Coach B was MIA for over a week before the DHS showed up. Rumors about his mom dying. Inside of that week, the season started and Ollie still didn’t have his uniform because his uniform was in the home of a man newly under investigation by the Department of Homeland Security for possession and distribution of child pornography and illegal trafficking. Maybe the exploitation of immigrant children. Who knows what heinous stuff. And therefore Ollie wore a mismatched, sweat-discolored old uniform from someone’s older brother, the same navy blue as the uniform currently in the home of a man currently under investigation for the one thing you never want to imagine happening, ever. You never want to imagine it happening while your eight year old’s sweet little baseball uniform is in the house. They never asked us if Coach B touched our kids. They never asked us if Coach B ever took pictures of our kids. I thought about all that anyway. I wanted to focus on the real victims, unthinkable crimes against them, but I kept coming back to those batting cages, to that uniform in Coach B’s house.

* * *

“The league did everything right,” the DHS agent insisted. There were three of them total. Two men, a woman. Sure, they had guns tucked into thick belts, but they wore polo shirts and therefore looked more like midfield umpires than anything threatening.

“Coach B passed the league background check, because we only just began our investigation. One of our agents found…” he paused, like he was trying to find the words that weren’t as alarming. He failed: “Youth sports equipment among his belongings. We contacted the league immediately.”

They seized the team’s cache of batting helmets from somewhere in Coach B’s house. Some bats. They didn’t mention the clipboard with the roster.
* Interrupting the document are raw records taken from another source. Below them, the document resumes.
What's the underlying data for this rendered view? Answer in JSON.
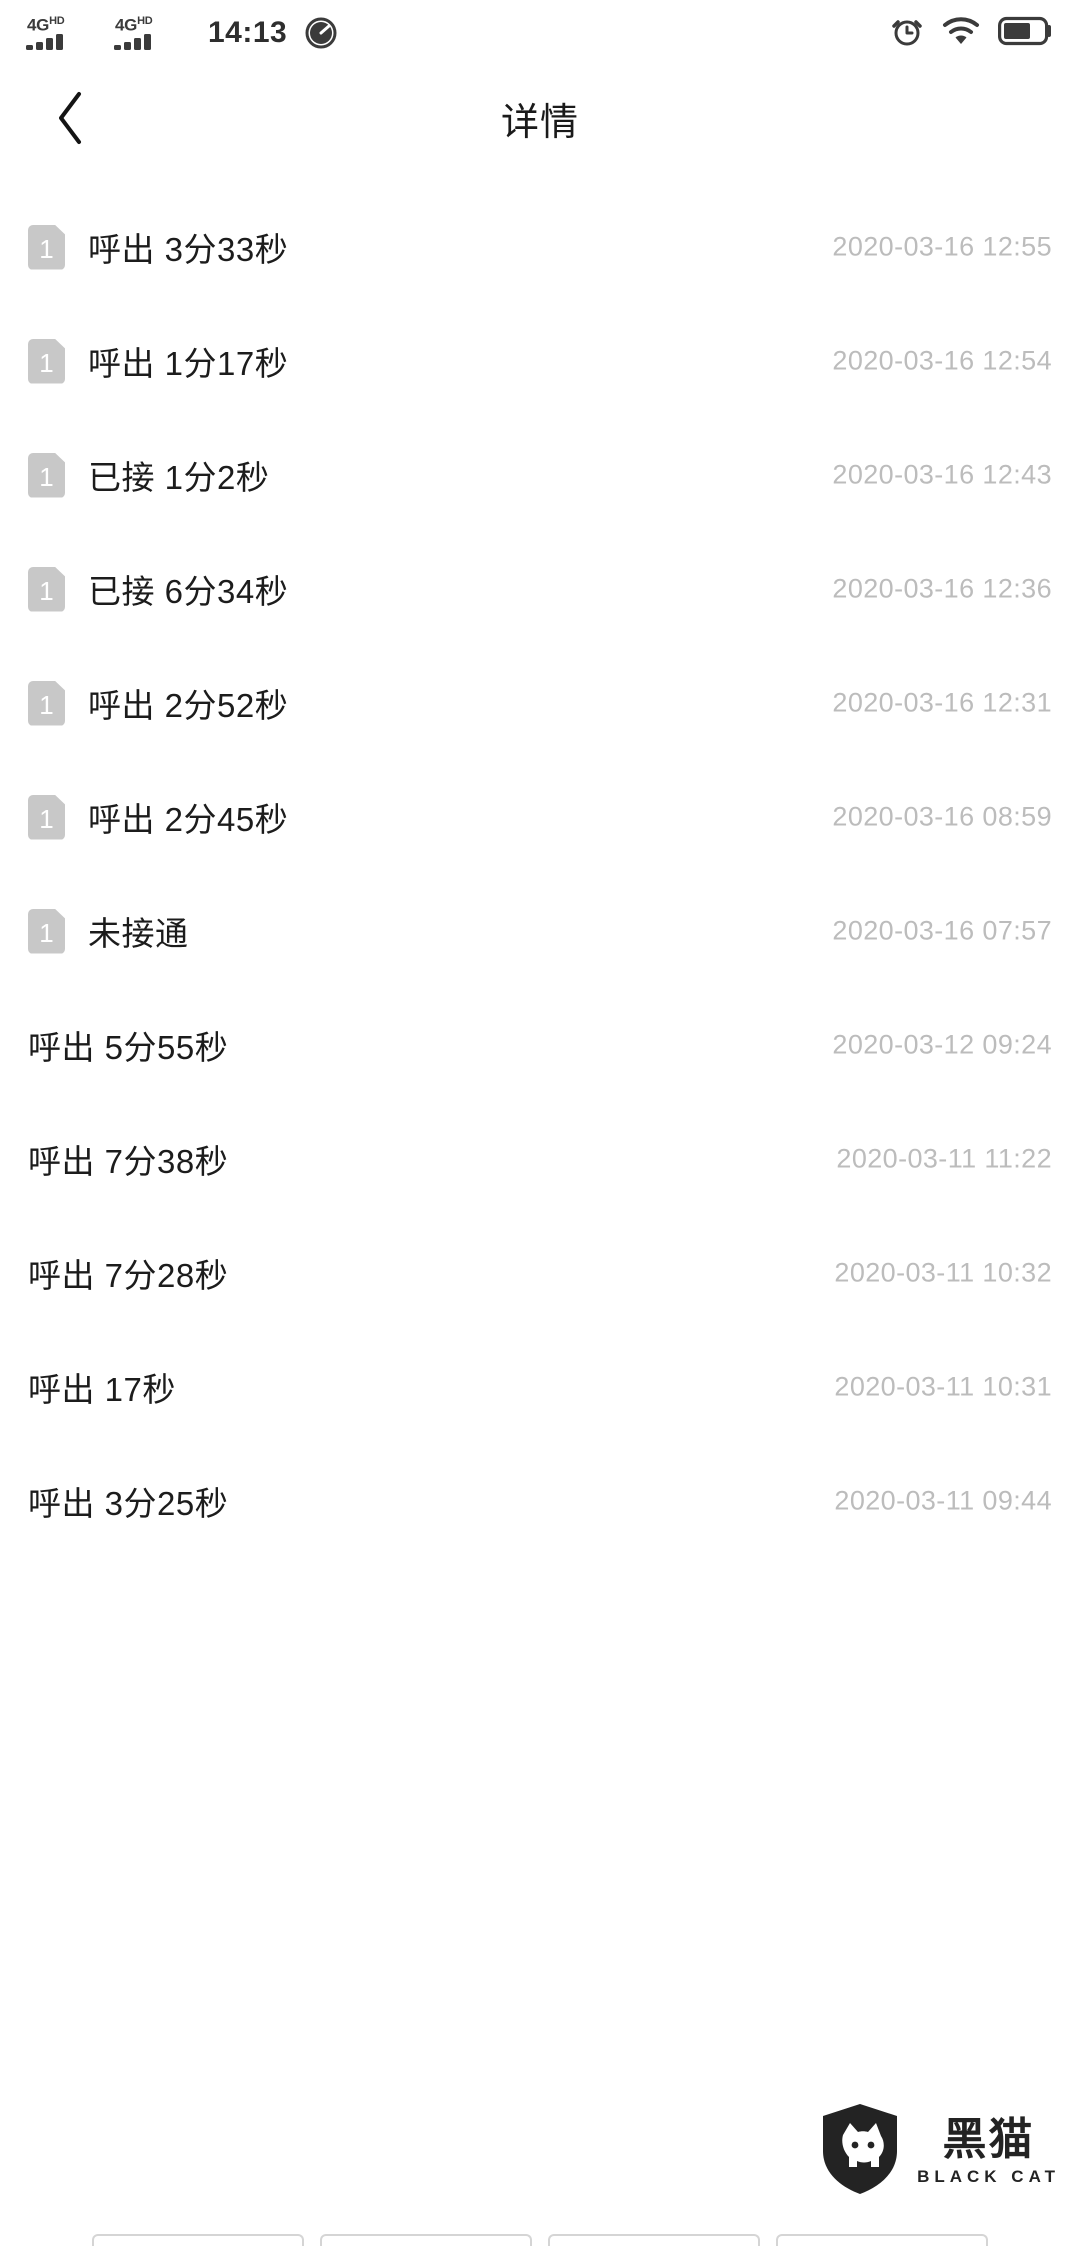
{
  "status_bar": {
    "network_label_1": "4G",
    "network_sup_1": "HD",
    "network_label_2": "4G",
    "network_sup_2": "HD",
    "time": "14:13",
    "icons": [
      "speed-dial-icon",
      "alarm-clock-icon",
      "wifi-icon",
      "battery-icon"
    ]
  },
  "header": {
    "back_label": "‹",
    "title": "详情"
  },
  "call_list": {
    "sim_badge_number": "1",
    "rows": [
      {
        "sim": "1",
        "label": "呼出 3分33秒",
        "time": "2020-03-16 12:55"
      },
      {
        "sim": "1",
        "label": "呼出 1分17秒",
        "time": "2020-03-16 12:54"
      },
      {
        "sim": "1",
        "label": "已接 1分2秒",
        "time": "2020-03-16 12:43"
      },
      {
        "sim": "1",
        "label": "已接 6分34秒",
        "time": "2020-03-16 12:36"
      },
      {
        "sim": "1",
        "label": "呼出 2分52秒",
        "time": "2020-03-16 12:31"
      },
      {
        "sim": "1",
        "label": "呼出 2分45秒",
        "time": "2020-03-16 08:59"
      },
      {
        "sim": "1",
        "label": "未接通",
        "time": "2020-03-16 07:57"
      },
      {
        "sim": "",
        "label": "呼出 5分55秒",
        "time": "2020-03-12 09:24"
      },
      {
        "sim": "",
        "label": "呼出 7分38秒",
        "time": "2020-03-11 11:22"
      },
      {
        "sim": "",
        "label": "呼出 7分28秒",
        "time": "2020-03-11 10:32"
      },
      {
        "sim": "",
        "label": "呼出 17秒",
        "time": "2020-03-11 10:31"
      },
      {
        "sim": "",
        "label": "呼出 3分25秒",
        "time": "2020-03-11 09:44"
      }
    ]
  },
  "watermark": {
    "cn": "黑猫",
    "en": "BLACK CAT"
  },
  "colors": {
    "background": "#ffffff",
    "primary_text": "#1c1c1c",
    "secondary_text": "#bcbcbc",
    "sim_badge": "#c8c8c8",
    "status_icon": "#3b3b3b"
  }
}
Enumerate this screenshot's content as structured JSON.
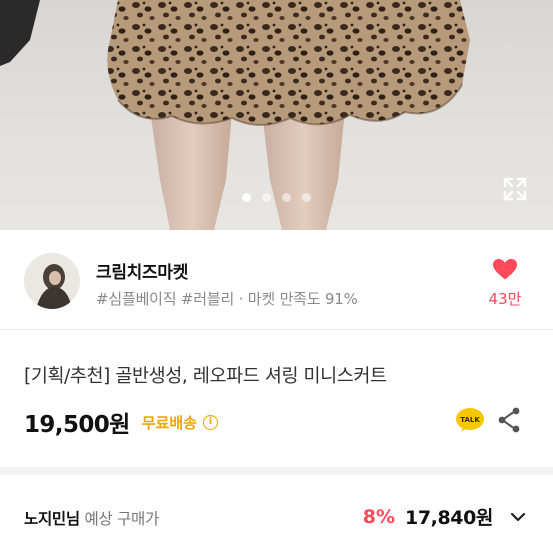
{
  "gallery": {
    "dots": [
      true,
      false,
      false,
      false
    ]
  },
  "seller": {
    "name": "크림치즈마켓",
    "tags": "#심플베이직 #러블리 · 마켓 만족도 91%",
    "likes": "43만"
  },
  "product": {
    "title": "[기획/추천] 골반생성, 레오파드 셔링 미니스커트",
    "price": "19,500원",
    "shipping": "무료배송"
  },
  "member": {
    "label_bold": "노지민님",
    "label_rest": " 예상 구매가",
    "discount": "8%",
    "price": "17,840원"
  },
  "colors": {
    "accent_red": "#ff4a5a",
    "shipping_orange": "#f0a500",
    "talk_yellow": "#f6c600"
  }
}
Our children’s names. Their birthdays (to make sure everyone is league-age 8!). Their addresses (to make sure everyone is within the league boundaries!). Their names. Their birthdays. Their addresses. I wanted to hold that clipboard in my hands and only then would I believe that Coach B didn’t have it.

We never got Ollie’s jersey back. Thank god.

* * *

“We’re just going to tell the kids that Coach B got sick and won’t be their coach anymore,” the league told us.

“It’s basically true,” someone mumbled.

I thought about our kids pitying Coach B. Our poor beloved Coach, he’s sick, I feel bad for him. I thought about how if they ever saw him at a park, they wouldn’t know to be afraid of him. 

Someone’s dad stepped up as coach. We rallied together in a way that no other of our teams ever had or ever would. But we never really talked about Coach B. Nobody wants to talk about kiddie porn. Except once, I asked the other parents if they were going to warn the kids about what to do if Coach B who knows our kids names and birthdays and addresses ever shows up somewhere, but they, so confident, said that would never happen. “That man will never come here again.”

The new coach, someone’s dad, ended up being that fabled “best coach we’ve ever had.” All the kids loved their team that season. Ollie caught a few grounders, made a few great plays. He dropped every pop fly. Every time he threw a fielded ball back to the pitcher, it fell short. He hit a few singles. I jumped and shouted from the stands. That’s my BOY, playing baseball mediocrely but playing baseball with pure joy. At the end of season picnic, I choked up, watching the new coach awkwardly tell the kids how great they played, how much they improved, what an inspiring season we had. The coach looked at all of the parents, we all looked at each other. Maybe we never talked about Coach B but we were all thinking about him right then. The kids didn’t give much of a shit, didn’t know to feel complicated. They just jumped up and down, cheered, full of soda and cake, and compared their trophies.